Nightboat Books got together with Otis Books/Seismicity Editions to produce this handsome volume of Leland Hickman's collected poems, and you know, I can't really believe this is happening! Two years back, at the Orono Conference in Maine, editor Stephen Motika spoke of his plans to edit a complete Hickman book; he, Motika, certainly is too young to have known Hickman personally or to have participated in the network of Southern California-based magazines Hickman edited. Perhaps he was the perfect person to take on this task then, but I wondered how he had stumbled onto Hickman's writing at all. As the poet and scholar Bill Mohr explains in an informative afterword, the difficulty of establishing Hickman's reputation lies chiefly in the very fugitive publication of his work, small presses, small editions, a circle of influence that was more interested in his editing projects than in his poetry perhaps. Timothy Liu printed "Yellowknife Bay" in an important anthology of gay experimental poetry, "Word of Mouth," but that was about all of Hickman that was easily accessible.
As we discover, other reasons caused Hickman to put his own work on the back burner, and it sounds as though while we were all waiting for a successor to the one book, the "Great Slave Lake Suite," Hickman was actually not writing much of anything at all. Editing Temblor and maintaining, in the days before e-mail, a vast correspondence with many of the world's most innovative poets, ate up his time, and of course so did AIDS. Motika produces a few "new" pieces (of very high quality), but don't go looking to this new collection for lots and lots of new material; instead the value of the book is twofold, it returns to print the major work of an interesting poet, and in addition it simplifies and makes legible by re-arrangement, the order and the valences of this work.
It is a prophetic, shamanic work fueled by rage, grief and sudden bursts of homosexual feeling. Hickman lived in a dangerous age in dangerous cities, and he was punished, imprisoned, institutionalized for his penchant for public sex. A private story makes itself felt through the densest and most lyrical parts of his poems, something to do with his dad, an intense Oedipal love hate thing like Raymond Massey slapping James Dean in Kazan's film of East of Eden. In one excruciating passage the father strips the son to dowse him with a burning liquid to rid him of crabs, souvenirs of the teenager's uncontrollable need for sex with strangers. Hickman's poetry often seemed to me to be a queer amalgam of Ginsberg, Charles Olson, and something of Swinburne in him, a masochistic drive that spits the words out over the page (many lines begin with the single word "o," not the uppercase "O" of Keats, but just a tiny little mouth remembering) and create a portrait etched in acid. And like William Burroughs' wild boys, his memories seem to reach back to a prewar paradise of roadsters, red-tiled public toilets, outhouses with rattlers twisting in the Pasadena sun. The speaker derives power from the scopophilia that makes him anxious to see, to watch, the forbidden accdientally exposed, in a dramatic rehearsal of his own early abuse.

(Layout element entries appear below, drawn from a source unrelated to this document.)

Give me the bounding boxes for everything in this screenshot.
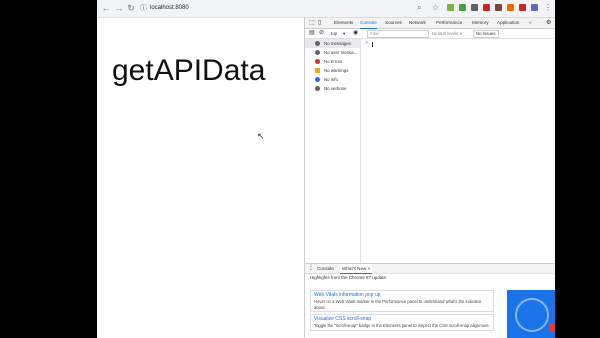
video-thumbnail[interactable] — [507, 290, 555, 338]
extension-icon[interactable] — [459, 4, 466, 11]
whats-new-card[interactable]: Web Vitals information pop up Hover on a… — [310, 290, 494, 312]
chevron-down-icon[interactable]: ▾ — [343, 29, 345, 38]
sidebar-item-label: No errors — [324, 59, 343, 64]
extension-icon[interactable] — [531, 4, 538, 11]
sidebar-item-errors[interactable]: No errors — [305, 57, 360, 66]
clear-console-icon[interactable]: ⊘ — [319, 29, 324, 38]
filter-input[interactable]: Filter — [367, 30, 429, 38]
extension-icon[interactable] — [471, 4, 478, 11]
tab-performance[interactable]: Performance — [436, 18, 462, 28]
browser-window: ← → ↻ ⓘ localhost:8080 ⌕ ☆ ⋮ getAPIData … — [97, 0, 555, 338]
sidebar-item-verbose[interactable]: No verbose — [305, 84, 360, 93]
list-icon — [315, 41, 320, 46]
tab-sources[interactable]: Sources — [385, 18, 402, 28]
page-heading: getAPIData — [112, 54, 266, 87]
sidebar-item-label: No messages — [324, 41, 351, 46]
forward-button[interactable]: → — [114, 3, 124, 13]
thumbnail-graphic — [515, 298, 549, 332]
sidebar-item-label: No warnings — [324, 68, 349, 73]
extension-icon[interactable] — [519, 4, 526, 11]
tab-application[interactable]: Application — [497, 18, 519, 28]
more-tabs-button[interactable]: » — [529, 18, 532, 28]
menu-kebab-icon[interactable]: ⋮ — [544, 3, 552, 13]
whats-new-card[interactable]: Visualize CSS scroll-snap Toggle the "sc… — [310, 314, 494, 331]
card-title[interactable]: Web Vitals information pop up — [314, 292, 490, 299]
eye-icon[interactable]: ◉ — [353, 29, 358, 38]
console-sidebar: No messages No user messa... No errors N… — [305, 39, 361, 263]
bookmark-star-icon[interactable]: ☆ — [432, 3, 439, 13]
user-icon — [315, 50, 320, 55]
device-toggle-icon[interactable]: ▯ — [318, 18, 321, 28]
mouse-cursor-icon: ↖ — [257, 131, 265, 141]
tab-console[interactable]: Console — [360, 18, 377, 29]
info-icon[interactable]: ⓘ — [140, 3, 147, 14]
verbose-icon — [315, 86, 320, 91]
url-text: localhost:8080 — [150, 5, 189, 11]
drawer-tabbar: ⋮ Console What's New × — [305, 264, 555, 274]
info-icon — [315, 77, 320, 82]
tab-elements[interactable]: Elements — [334, 18, 353, 28]
card-body: Toggle the "scroll-snap" badge in the El… — [314, 323, 490, 328]
context-selector[interactable]: top — [331, 29, 337, 38]
warning-icon — [315, 68, 320, 73]
error-icon — [315, 59, 320, 64]
card-title[interactable]: Visualize CSS scroll-snap — [314, 316, 490, 323]
zoom-icon[interactable]: ⌕ — [417, 3, 421, 13]
extension-icon[interactable] — [483, 4, 490, 11]
drawer-tab-console[interactable]: Console — [317, 264, 334, 273]
console-output[interactable]: > — [361, 39, 555, 263]
highlights-heading: Highlights from the Chrome 87 update — [310, 275, 387, 280]
back-button[interactable]: ← — [101, 3, 111, 13]
devtools-tabbar: ⬚ ▯ Elements Console Sources Network Per… — [305, 18, 555, 29]
devtools-panel: ⬚ ▯ Elements Console Sources Network Per… — [304, 18, 555, 338]
sidebar-item-user-messages[interactable]: No user messa... — [305, 48, 360, 57]
text-caret — [372, 42, 373, 47]
play-icon[interactable] — [549, 323, 555, 332]
console-toolbar: ▤ ⊘ top ▾ ◉ Filter Default levels ▾ No I… — [305, 29, 555, 39]
sidebar-item-info[interactable]: No info — [305, 75, 360, 84]
sidebar-item-label: No verbose — [324, 86, 347, 91]
console-prompt: > — [365, 40, 368, 46]
inspect-element-icon[interactable]: ⬚ — [309, 18, 315, 28]
devtools-drawer: ⋮ Console What's New × Highlights from t… — [305, 263, 555, 338]
extension-icon[interactable] — [495, 4, 502, 11]
reload-button[interactable]: ↻ — [126, 3, 136, 13]
browser-toolbar: ← → ↻ ⓘ localhost:8080 ⌕ ☆ ⋮ — [97, 0, 555, 18]
sidebar-item-warnings[interactable]: No warnings — [305, 66, 360, 75]
drawer-menu-icon[interactable]: ⋮ — [308, 264, 314, 273]
log-levels-dropdown[interactable]: Default levels ▾ — [432, 29, 462, 38]
card-body: Hover on a Web Vitals marker in the Perf… — [314, 299, 482, 310]
extension-icon[interactable] — [447, 4, 454, 11]
tab-network[interactable]: Network — [409, 18, 426, 28]
issues-button[interactable]: No Issues — [473, 30, 499, 38]
sidebar-item-label: No info — [324, 77, 338, 82]
extension-icon[interactable] — [507, 4, 514, 11]
page-content: getAPIData ↖ — [97, 18, 304, 338]
sidebar-item-messages[interactable]: No messages — [305, 39, 360, 48]
sidebar-item-label: No user messa... — [324, 50, 358, 55]
sidebar-toggle-icon[interactable]: ▤ — [309, 29, 315, 38]
tab-memory[interactable]: Memory — [472, 18, 489, 28]
address-bar[interactable]: ⓘ localhost:8080 — [138, 3, 438, 14]
settings-gear-icon[interactable]: ⚙ — [546, 18, 551, 28]
drawer-tab-whats-new[interactable]: What's New × — [340, 264, 373, 274]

That makes Tiresias sound sensational, and Mohr advises us not to think of Hickman's writing as "confessional" in any shape or form. Hickman's sophisticated, alienated use of language allows him to revisit American trauma, by endowing the primal with a series of complicating screens and taxonomies. I don't know, it still seems confessional to me, why there are even scenes of the child Lee Jr going to confession, confessing the sins of the child. "Absolve, absolve him." This new book invites us into a dark wet cave where all the most exciting and painful things are happening all the time, awake and in dreams. Somewhere there's a whisper, "sonny, hush, stop dwelling on it," but the roar in one's ears drowns out that quiet voice.
This is one of the great poetic/autobiographical works of the twentieth century. All the while using oft-forgotten poetic devices in new ways, it maps out new ground on the literary terrain.